Business News Daily Editor
Business News Daily Editor

Which is better for a local economy, bigger firms or smaller companies?

  • Small businesses have created a rise in local economies, with many people starting their own businesses.
  • From Etsy shops to Facebook business profiles, people have more access to generating their own income.
  • Previously, a great majority of the population relied on big businesses for employment. Luckily, according to Penn State economists, small business is great for local economies.

According the U.S. Small Business Administration, small businesses generated 44% of the United States' economic activity from 1998 to 2014. While it is not quite half of the activity, think about how small these businesses are in comparison to the large Fortune 500 companies.

Despite the fact that Walmart employs a full 1% of the U.S. population, it's small, locally owned businesses that have the most positive economic impact on communities, according to 2016 research from Penn State economists.

"Small, locally owned businesses and startups tend to generate higher incomes for people in a community than big, non-local firms, which can actually depress local economies," said Stephan Goetz, Ph.D., professor of agricultural and regional economics at Penn State and director of the Northeast Regional Center for Rural Development.

Goetz's research identifies small business as standalone firms with 10-99 employees owned by residents or businesses with headquarters in the same state. Not only are small businesses good for the economy, Goetz contends that big business is bad for the economy. In fact, the presence of large firms that employ more than 500 workers and that are headquartered in other states was associated with slower economic growth, according Goetz.

This is because big box and large corporations have internal systems for services such as accounting, legal, supply and maintenance that are not necessarily based within the county or state, the research said.

Now that we understand how big business is actually harming the economy, let's focus on how small business might be helpful. Here are four specific ways small business economically contributes to the population.

Job creation

The first way is through job creation. While this might seem obvious, it is incredibly important. Businesses with less than 500 employees added 1.4 million new jobs in the first nine months of 2014 alone.


According to Goetz, small businesses and startups provide more than just jobs for community members. They also can improve innovation and productivity on a local level and use other businesses in the community such as accounting and wholesalers, while larger businesses develop their own infrastructure.

When people have ways to let their ideas come to life, they do it. If people lacked an opportunity to make money with their invention or see that their idea would help people, why would they pursue it? Starting a small business contributes innovative ideas not just to a community, but to an entire civilization.

Opportunities for individuals

While there are shifting demographics about CEOs of underrepresented minorities for large companies, small businesses allow people to become their own boss. This helps people not have to worry about interviews, resumes or cover letters, and simply gives them the freedom to create their own income. When more people create their own businesses, others can follow in their footsteps. The idea of creating opportunities is also incredibly beneficial to smaller communities. If there are not a large amount of businesses in an area, how can people get jobs? People can create their own.

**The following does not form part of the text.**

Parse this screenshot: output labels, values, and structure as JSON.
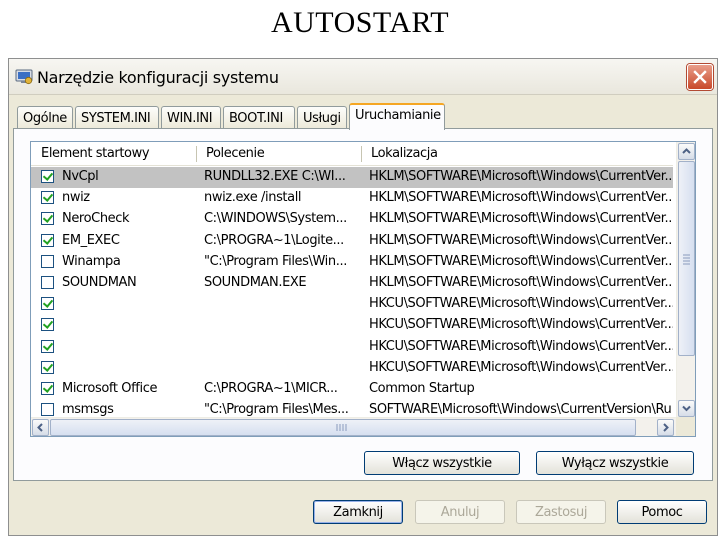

Support for larger businesses

The final distinct way that small business contributes to the greater economy is through creating hubs for large businesses. For example, large corporations need to move their product everywhere. Having a smaller company warehouse their product in one state and create the raw materials in another place can be mutually beneficial. Large companies have a stake in the local area, and the community has access to more jobs.

Goetz said a better strategy to promote economic growth may be encouraging local businesses rather than recruiting large outside firms.

"We can't look outside of the community for our economic salvation." Goetz said. "The best strategy is to help people start new businesses and firms locally and help them grow and be successful."